The NBC-TiVo deal will not stop the fast-forwarding, but it will give advertisers two new weapons in their struggle with DVRs.
"Every creative director in the country wants to know if his or her advertising campaign is being skipped," Todd Juenger, TiVo vice president of research, told the Boston Globe.
Major advertisers are certain to be watching the TiVo/NBCU experiment because the technology could allow them to turn brief commercials into longer sales presentations to the most interested viewers.
Both the interactive feature and the commercial monitoring technology are apt to show up in other DVRs eventually, perhaps under TiVo licensing.
Industry sources said one fifth of United States television households already had DVRs in 2007. That number was projected to increase to 35 percent in the next five years.
Although TiVo pioneered the development of DVRs, sales of its recorders accounted for only 1.7 million of the USA’s estimated 20 million units in 2007.
Since TiVo and others estimate that about 60 percent of DVR owners skip the recorded commercials, the impact on advertising can run into billions of dollars.

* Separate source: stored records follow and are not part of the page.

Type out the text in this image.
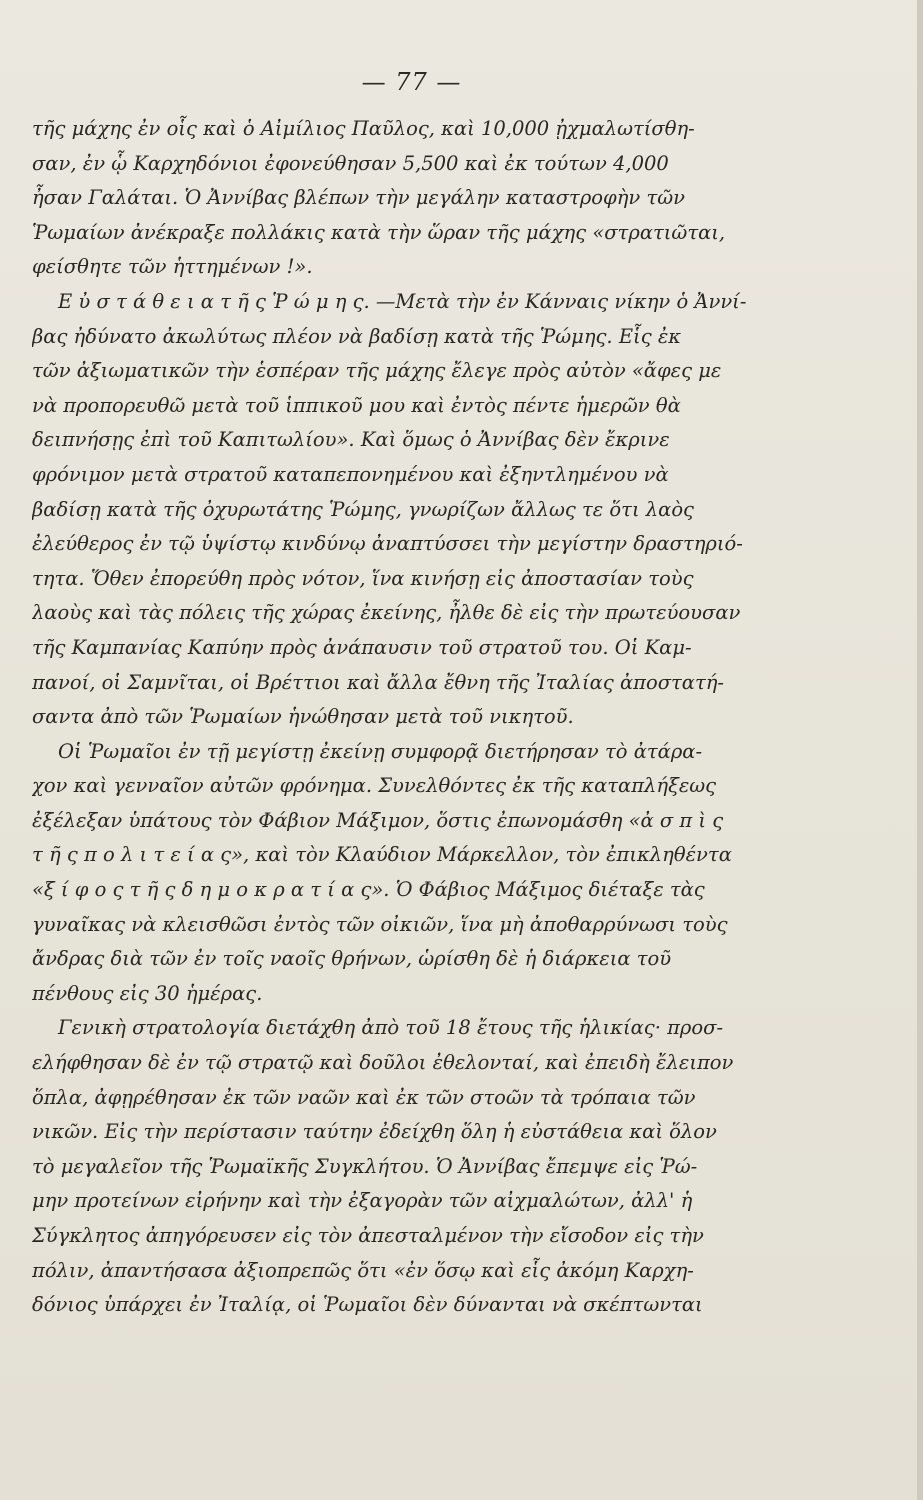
— 77 —
τῆς μάχης ἐν οἷς καὶ ὁ Αἰμίλιος Παῦλος, καὶ 10,000 ᾐχμαλωτίσθη-
σαν, ἐν ᾧ Καρχηδόνιοι ἐφονεύθησαν 5,500 καὶ ἐκ τούτων 4,000
ἦσαν Γαλάται. Ὁ Ἀννίβας βλέπων τὴν μεγάλην καταστροφὴν τῶν
Ῥωμαίων ἀνέκραξε πολλάκις κατὰ τὴν ὥραν τῆς μάχης «στρατιῶται,
φείσθητε τῶν ἡττημένων !».
Ε ὐ σ τ ά θ ε ι α τ ῆ ς Ῥ ώ μ η ς. —Μετὰ τὴν ἐν Κάνναις νίκην ὁ Ἀννί-
βας ἠδύνατο ἀκωλύτως πλέον νὰ βαδίσῃ κατὰ τῆς Ῥώμης. Εἷς ἐκ
τῶν ἀξιωματικῶν τὴν ἑσπέραν τῆς μάχης ἔλεγε πρὸς αὐτὸν «ἄφες με
νὰ προπορευθῶ μετὰ τοῦ ἱππικοῦ μου καὶ ἐντὸς πέντε ἡμερῶν θὰ
δειπνήσῃς ἐπὶ τοῦ Καπιτωλίου». Καὶ ὅμως ὁ Ἀννίβας δὲν ἔκρινε
φρόνιμον μετὰ στρατοῦ καταπεπονημένου καὶ ἐξηντλημένου νὰ
βαδίσῃ κατὰ τῆς ὀχυρωτάτης Ῥώμης, γνωρίζων ἄλλως τε ὅτι λαὸς
ἐλεύθερος ἐν τῷ ὑψίστῳ κινδύνῳ ἀναπτύσσει τὴν μεγίστην δραστηριό-
τητα. Ὅθεν ἐπορεύθη πρὸς νότον, ἵνα κινήσῃ εἰς ἀποστασίαν τοὺς
λαοὺς καὶ τὰς πόλεις τῆς χώρας ἐκείνης, ἦλθε δὲ εἰς τὴν πρωτεύουσαν
τῆς Καμπανίας Καπύην πρὸς ἀνάπαυσιν τοῦ στρατοῦ του. Οἱ Καμ-
πανοί, οἱ Σαμνῖται, οἱ Βρέττιοι καὶ ἄλλα ἔθνη τῆς Ἰταλίας ἀποστατή-
σαντα ἀπὸ τῶν Ῥωμαίων ἡνώθησαν μετὰ τοῦ νικητοῦ.
Οἱ Ῥωμαῖοι ἐν τῇ μεγίστῃ ἐκείνῃ συμφορᾷ διετήρησαν τὸ ἀτάρα-
χον καὶ γενναῖον αὐτῶν φρόνημα. Συνελθόντες ἐκ τῆς καταπλήξεως
ἐξέλεξαν ὑπάτους τὸν Φάβιον Μάξιμον, ὅστις ἐπωνομάσθη «ἀ σ π ὶ ς
τ ῆ ς π ο λ ι τ ε ί α ς», καὶ τὸν Κλαύδιον Μάρκελλον, τὸν ἐπικληθέντα
«ξ ί φ ο ς τ ῆ ς δ η μ ο κ ρ α τ ί α ς». Ὁ Φάβιος Μάξιμος διέταξε τὰς
γυναῖκας νὰ κλεισθῶσι ἐντὸς τῶν οἰκιῶν, ἵνα μὴ ἀποθαρρύνωσι τοὺς
ἄνδρας διὰ τῶν ἐν τοῖς ναοῖς θρήνων, ὡρίσθη δὲ ἡ διάρκεια τοῦ
πένθους εἰς 30 ἡμέρας.
Γενικὴ στρατολογία διετάχθη ἀπὸ τοῦ 18 ἔτους τῆς ἡλικίας· προσ-
ελήφθησαν δὲ ἐν τῷ στρατῷ καὶ δοῦλοι ἐθελονταί, καὶ ἐπειδὴ ἔλειπον
ὅπλα, ἀφῃρέθησαν ἐκ τῶν ναῶν καὶ ἐκ τῶν στοῶν τὰ τρόπαια τῶν
νικῶν. Εἰς τὴν περίστασιν ταύτην ἐδείχθη ὅλη ἡ εὐστάθεια καὶ ὅλον
τὸ μεγαλεῖον τῆς Ῥωμαϊκῆς Συγκλήτου. Ὁ Ἀννίβας ἔπεμψε εἰς Ῥώ-
μην προτείνων εἰρήνην καὶ τὴν ἐξαγορὰν τῶν αἰχμαλώτων, ἀλλ' ἡ
Σύγκλητος ἀπηγόρευσεν εἰς τὸν ἀπεσταλμένον τὴν εἴσοδον εἰς τὴν
πόλιν, ἀπαντήσασα ἀξιοπρεπῶς ὅτι «ἐν ὅσῳ καὶ εἷς ἀκόμη Καρχη-
δόνιος ὑπάρχει ἐν Ἰταλίᾳ, οἱ Ῥωμαῖοι δὲν δύνανται νὰ σκέπτωνται
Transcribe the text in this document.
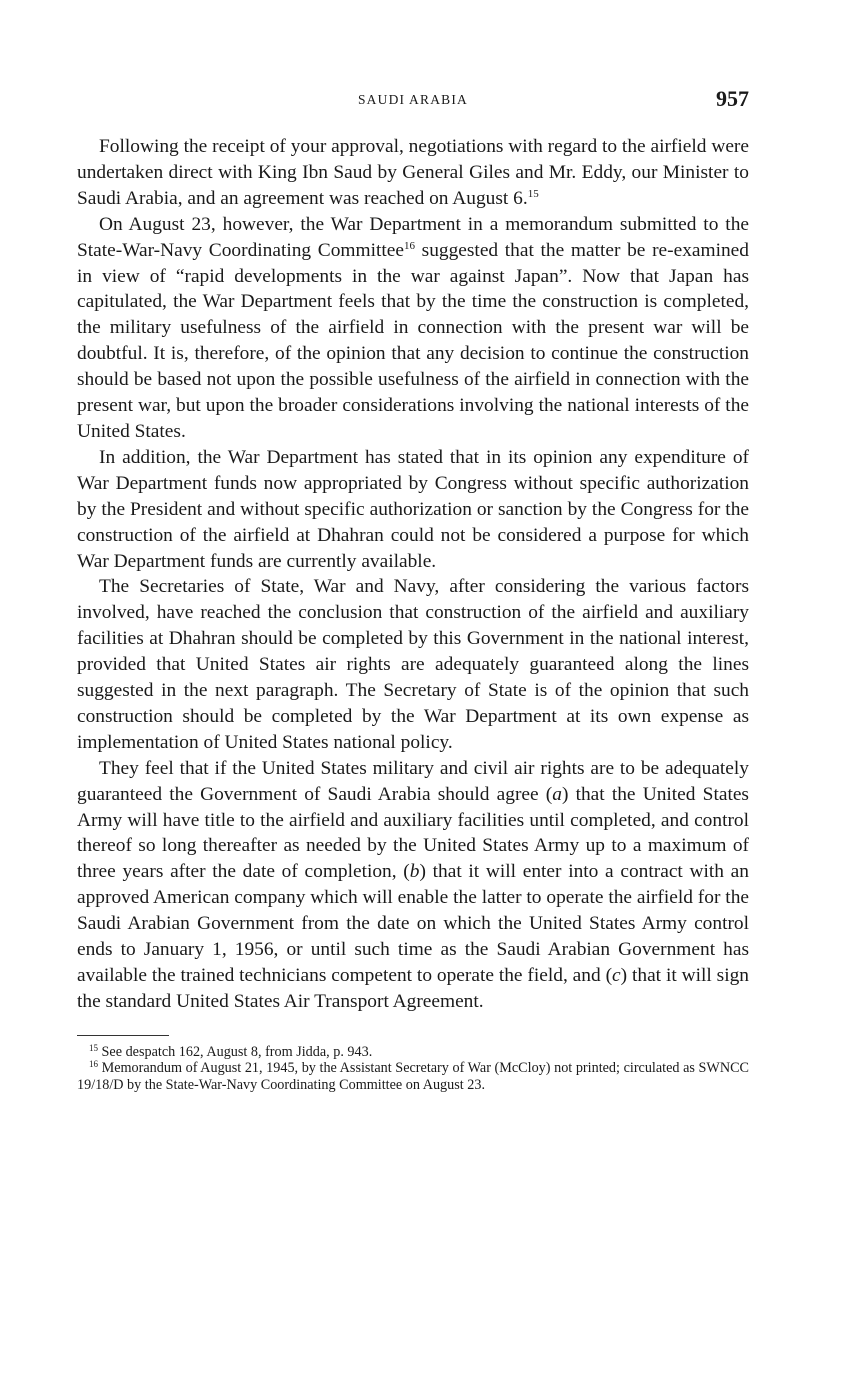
SAUDI ARABIA	957

Following the receipt of your approval, negotiations with regard to the airfield were undertaken direct with King Ibn Saud by General Giles and Mr. Eddy, our Minister to Saudi Arabia, and an agreement was reached on August 6.15

On August 23, however, the War Department in a memorandum submitted to the State-War-Navy Coordinating Committee$^{16}$ suggested that the matter be re-examined in view of “rapid developments in the war against Japan”. Now that Japan has capitulated, the War Department feels that by the time the construction is completed, the military usefulness of the airfield in connection with the present war will be doubtful. It is, therefore, of the opinion that any decision to continue the construction should be based not upon the possible usefulness of the airfield in connection with the present war, but upon the broader considerations involving the national interests of the United States.

In addition, the War Department has stated that in its opinion any expenditure of War Department funds now appropriated by Congress without specific authorization by the President and without specific authorization or sanction by the Congress for the construction of the airfield at Dhahran could not be considered a purpose for which War Department funds are currently available.

The Secretaries of State, War and Navy, after considering the various factors involved, have reached the conclusion that construction of the airfield and auxiliary facilities at Dhahran should be completed by this Government in the national interest, provided that United States air rights are adequately guaranteed along the lines suggested in the next paragraph. The Secretary of State is of the opinion that such construction should be completed by the War Department at its own expense as implementation of United States national policy.

They feel that if the United States military and civil air rights are to be adequately guaranteed the Government of Saudi Arabia should agree (a) that the United States Army will have title to the airfield and auxiliary facilities until completed, and control thereof so long thereafter as needed by the United States Army up to a maximum of three years after the date of completion, (b) that it will enter into a contract with an approved American company which will enable the latter to operate the airfield for the Saudi Arabian Government from the date on which the United States Army control ends to January 1, 1956, or until such time as the Saudi Arabian Government has available the trained technicians competent to operate the field, and (c) that it will sign the standard United States Air Transport Agreement.

$^{15}$ See despatch 162, August 8, from Jidda, p. 943.

$^{16}$ Memorandum of August 21, 1945, by the Assistant Secretary of War (McCloy) not printed; circulated as SWNCC 19/18/D by the State-War-Navy Coordinating Committee on August 23.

In 2007, Neilsen Ratings was testing ways to measure the viewing or skipping of commercials by DVR owners, an accounting that could be depressing to the industry.
Meanwhile, cable companies, TV networks and advertisers were searching for ways to curtail fast-forwarding through the recorded commercials.
At least two cable companies were testing offers of free premium programs that are modified to prevent the viewer from skipping the commercials. Other schemes to discourage fast-forwarding have met public disfavor.
Tracey Scheppach of Starcom USA, a large media-buying firm, told the Boston Globe that people don’t "hate advertising. What they hate is irrelevant disruption" and they will play a larger role in determining what is relevant.
They will play that role by voting with the fast-forward buttons on their DVR remotes.